A chacune des pages, le style si détaché de Sanders – même lorsque l’anglais au nom imprononçable de « Février » prend la narration – nous trimballe, l’air de rien, au long d’un boyaux noueux qui peu à peu se contracte jusqu'à étouffer d’abord le lecteur, puis constriction de l’intrigue, ses personnages. Ce si joli petit couple de « Comme des hommes ». Ce si attendrissant enquêteur de pacotille de « Février ». Ces si bons notables de « Passe temps pour les âmes ignobles » sont autant de fausses pistes, de mauvaises fréquentations, d’habiles amitiés de passage dont on se souvient, plus tard, quand on raconte un fait divers, en se faisant la réflexion idiote : c’était un bouquin de Sanders ou j’ai lu ça dans Sud Ouest ?

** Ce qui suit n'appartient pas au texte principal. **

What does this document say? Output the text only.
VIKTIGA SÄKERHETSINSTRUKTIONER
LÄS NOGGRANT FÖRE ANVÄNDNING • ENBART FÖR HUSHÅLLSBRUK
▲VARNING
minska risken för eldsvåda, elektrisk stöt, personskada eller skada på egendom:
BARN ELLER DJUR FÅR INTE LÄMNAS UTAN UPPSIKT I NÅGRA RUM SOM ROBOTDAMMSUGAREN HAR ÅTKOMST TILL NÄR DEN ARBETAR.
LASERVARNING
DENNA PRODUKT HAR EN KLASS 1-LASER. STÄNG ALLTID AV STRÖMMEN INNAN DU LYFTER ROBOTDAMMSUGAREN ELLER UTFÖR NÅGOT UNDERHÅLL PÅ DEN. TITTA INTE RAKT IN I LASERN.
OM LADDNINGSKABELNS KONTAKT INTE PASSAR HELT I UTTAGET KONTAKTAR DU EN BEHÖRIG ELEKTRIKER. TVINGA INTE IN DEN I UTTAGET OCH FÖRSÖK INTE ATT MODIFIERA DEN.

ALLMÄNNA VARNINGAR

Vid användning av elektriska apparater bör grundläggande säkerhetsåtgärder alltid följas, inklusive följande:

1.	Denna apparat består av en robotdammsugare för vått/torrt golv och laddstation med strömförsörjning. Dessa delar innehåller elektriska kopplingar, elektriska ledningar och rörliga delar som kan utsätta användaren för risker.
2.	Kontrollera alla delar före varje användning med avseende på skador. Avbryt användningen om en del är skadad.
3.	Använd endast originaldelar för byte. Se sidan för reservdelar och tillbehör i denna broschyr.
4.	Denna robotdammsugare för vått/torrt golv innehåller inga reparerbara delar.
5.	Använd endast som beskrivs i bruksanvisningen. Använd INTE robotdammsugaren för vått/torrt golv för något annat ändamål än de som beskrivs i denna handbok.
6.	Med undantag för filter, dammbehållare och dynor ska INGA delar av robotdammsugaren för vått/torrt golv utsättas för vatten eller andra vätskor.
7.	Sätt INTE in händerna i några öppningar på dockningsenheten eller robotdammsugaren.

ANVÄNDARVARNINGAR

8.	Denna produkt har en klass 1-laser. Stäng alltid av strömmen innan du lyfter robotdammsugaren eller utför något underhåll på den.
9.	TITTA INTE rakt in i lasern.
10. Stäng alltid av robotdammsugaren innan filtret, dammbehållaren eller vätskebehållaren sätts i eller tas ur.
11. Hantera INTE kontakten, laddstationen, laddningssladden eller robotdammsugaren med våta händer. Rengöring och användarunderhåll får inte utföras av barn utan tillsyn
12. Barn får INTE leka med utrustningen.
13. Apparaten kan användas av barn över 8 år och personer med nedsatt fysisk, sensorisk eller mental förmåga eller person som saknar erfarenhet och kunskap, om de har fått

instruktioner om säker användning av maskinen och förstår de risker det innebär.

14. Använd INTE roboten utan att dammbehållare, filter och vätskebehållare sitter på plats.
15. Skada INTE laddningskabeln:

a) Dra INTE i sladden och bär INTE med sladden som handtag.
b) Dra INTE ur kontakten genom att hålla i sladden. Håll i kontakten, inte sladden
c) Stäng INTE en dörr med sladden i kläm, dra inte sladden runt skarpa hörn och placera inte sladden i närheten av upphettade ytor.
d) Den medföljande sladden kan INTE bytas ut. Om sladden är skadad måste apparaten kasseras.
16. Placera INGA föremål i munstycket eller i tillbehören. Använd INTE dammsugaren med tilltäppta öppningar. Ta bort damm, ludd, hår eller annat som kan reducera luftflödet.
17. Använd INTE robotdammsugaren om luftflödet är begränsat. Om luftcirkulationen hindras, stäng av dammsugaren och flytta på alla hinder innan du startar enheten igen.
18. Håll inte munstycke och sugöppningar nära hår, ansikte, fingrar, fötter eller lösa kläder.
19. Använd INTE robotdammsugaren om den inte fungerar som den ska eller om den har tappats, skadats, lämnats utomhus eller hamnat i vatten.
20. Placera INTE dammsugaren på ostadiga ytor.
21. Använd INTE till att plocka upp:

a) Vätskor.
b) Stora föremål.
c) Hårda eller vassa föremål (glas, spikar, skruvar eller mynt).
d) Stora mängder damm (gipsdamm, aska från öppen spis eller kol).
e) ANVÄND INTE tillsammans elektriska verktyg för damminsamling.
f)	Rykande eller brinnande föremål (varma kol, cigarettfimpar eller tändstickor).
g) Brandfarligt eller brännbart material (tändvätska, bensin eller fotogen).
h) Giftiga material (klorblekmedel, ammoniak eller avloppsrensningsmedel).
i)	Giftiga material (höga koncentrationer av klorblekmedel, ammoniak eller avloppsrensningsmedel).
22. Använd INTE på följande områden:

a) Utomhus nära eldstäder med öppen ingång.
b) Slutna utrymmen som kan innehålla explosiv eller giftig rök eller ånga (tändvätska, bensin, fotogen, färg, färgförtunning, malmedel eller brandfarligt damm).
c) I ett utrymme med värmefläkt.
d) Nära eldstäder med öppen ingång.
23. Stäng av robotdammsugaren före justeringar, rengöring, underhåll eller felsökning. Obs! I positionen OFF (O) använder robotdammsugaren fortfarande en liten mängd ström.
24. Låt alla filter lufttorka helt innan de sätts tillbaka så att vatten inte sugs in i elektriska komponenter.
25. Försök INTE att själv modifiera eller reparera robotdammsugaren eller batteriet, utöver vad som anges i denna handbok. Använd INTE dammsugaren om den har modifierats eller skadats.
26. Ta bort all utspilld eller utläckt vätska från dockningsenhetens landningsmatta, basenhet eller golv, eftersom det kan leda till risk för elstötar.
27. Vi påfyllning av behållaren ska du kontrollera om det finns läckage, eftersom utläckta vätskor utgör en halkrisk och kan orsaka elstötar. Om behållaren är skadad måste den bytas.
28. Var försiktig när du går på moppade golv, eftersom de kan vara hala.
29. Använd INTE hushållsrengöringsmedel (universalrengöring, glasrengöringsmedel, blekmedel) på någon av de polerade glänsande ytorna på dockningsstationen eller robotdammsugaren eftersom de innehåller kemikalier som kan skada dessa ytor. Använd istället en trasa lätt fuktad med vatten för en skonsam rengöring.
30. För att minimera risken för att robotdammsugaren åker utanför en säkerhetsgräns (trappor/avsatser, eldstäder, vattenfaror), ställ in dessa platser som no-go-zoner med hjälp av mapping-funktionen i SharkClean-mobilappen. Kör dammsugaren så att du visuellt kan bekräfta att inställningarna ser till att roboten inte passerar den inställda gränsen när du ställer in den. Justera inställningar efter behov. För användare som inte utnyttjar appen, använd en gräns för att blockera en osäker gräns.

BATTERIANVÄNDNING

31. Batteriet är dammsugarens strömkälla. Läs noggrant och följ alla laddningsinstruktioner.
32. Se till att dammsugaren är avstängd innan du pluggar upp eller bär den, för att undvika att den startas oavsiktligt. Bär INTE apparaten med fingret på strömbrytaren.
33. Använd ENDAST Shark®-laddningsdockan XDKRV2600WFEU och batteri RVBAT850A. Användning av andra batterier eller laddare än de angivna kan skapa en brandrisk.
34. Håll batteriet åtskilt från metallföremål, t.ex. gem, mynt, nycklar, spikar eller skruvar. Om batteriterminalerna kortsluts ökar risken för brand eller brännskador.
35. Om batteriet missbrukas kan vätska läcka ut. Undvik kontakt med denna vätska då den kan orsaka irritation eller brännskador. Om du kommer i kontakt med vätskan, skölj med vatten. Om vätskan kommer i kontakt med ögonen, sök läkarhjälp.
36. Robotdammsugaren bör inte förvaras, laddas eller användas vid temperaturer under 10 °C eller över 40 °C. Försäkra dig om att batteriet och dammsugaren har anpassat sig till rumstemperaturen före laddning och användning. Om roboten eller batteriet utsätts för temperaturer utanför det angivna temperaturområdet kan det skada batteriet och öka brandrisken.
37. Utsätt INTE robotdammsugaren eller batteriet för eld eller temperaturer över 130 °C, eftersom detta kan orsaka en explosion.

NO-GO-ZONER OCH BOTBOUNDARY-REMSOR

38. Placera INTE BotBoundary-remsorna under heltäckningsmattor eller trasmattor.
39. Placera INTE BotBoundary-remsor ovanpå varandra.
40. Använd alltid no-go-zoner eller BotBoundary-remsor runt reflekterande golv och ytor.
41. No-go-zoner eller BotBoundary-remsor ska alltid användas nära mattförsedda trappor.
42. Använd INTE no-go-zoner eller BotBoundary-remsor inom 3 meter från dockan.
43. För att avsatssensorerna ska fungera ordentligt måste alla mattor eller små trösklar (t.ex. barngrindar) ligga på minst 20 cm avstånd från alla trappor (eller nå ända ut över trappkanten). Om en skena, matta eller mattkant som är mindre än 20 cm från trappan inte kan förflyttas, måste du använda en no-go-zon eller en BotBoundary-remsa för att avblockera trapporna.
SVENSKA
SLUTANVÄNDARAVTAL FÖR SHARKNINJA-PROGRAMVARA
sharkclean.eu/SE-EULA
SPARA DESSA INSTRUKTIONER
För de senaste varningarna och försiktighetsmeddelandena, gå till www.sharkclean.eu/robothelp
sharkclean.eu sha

Mais les faits-divers de Sanders sont identifiables entre mille. Sous la couche poreuse du fait brut, il y a toute la fabrication d’une bonne catastrophe rurale. D’extraordinaires cataclysmes même, tant le développement de l’avant vous saisit à la gorge. Dans « Comme des hommes », la première page est consacrée à la découverte de trois cadavres. Dans la seconde, on rencontre les deux premiers quelques années auparavant. Et puis on les suit pendant plus de cent autres sans qu’il ne se passe grand chose de très « policier ». Juste des craquelures qui se fissurent et creusent lentement un fossé entre un homme et une femme, une communauté et une autre. Dans « Février » c’est le paysage qui se délite sous nos yeux jusqu’à l’effondrement total. Les maisons se percent. Les creux se remplissent de boues au fond desquelles glissent des hommes rendus bestiaux par des vies imprononçables et un type s’acharne à tromper l’ennui saisonnier avec la plus morbide des occupations : se persuader que les morts récentes ne sont pas dues à des accidents. Dans « Passe Temps pour les âmes ignobles » un roman fait des ravages dans une partie de la communauté anglo-dordonnaise que Sanders avait jusque-là épargnée: les bourgeois. Il n’en faut pas davantage pour que ces nobliots engourdis par des années de frustration et trop de lectures, sortent les armes et se livrent à une partie inversée de Dix Petits Nègres.

Il faut donc se rendre à l’évidence. Sanders imprègne bien la Dordogne de ses histoires anglaises qui n’ont pas leur place de l’autre coté de la Manche. Ici, dans la Dordogne sandersienne, le paysan français est affable quoique gouailleur mais guère plus alcoolique que le londonien bon teint ou le rougeaud local du Gloucester. Le reste, ce qu’il y a derrière l’un ou l’autre, tient dans une cartouche chargée au plomb de 12, dans le manche d’une masse ou dans la tranche d’un roman délibérément délateur. Rien qui n’appartienne pas à l’humanité en général. Rien qui ne soit un bon alibi pour aller occire le voisin, de quelque nationalité qu’il soit. Et oui, parce que la Dordogne de Sanders a cela de particulier : elle n’est jamais xénophobe. Un obstacle y est traité comme un obstacle, quelque soit la langue qu’il parle, les manières qu’il a ou sa capacité à boire raide.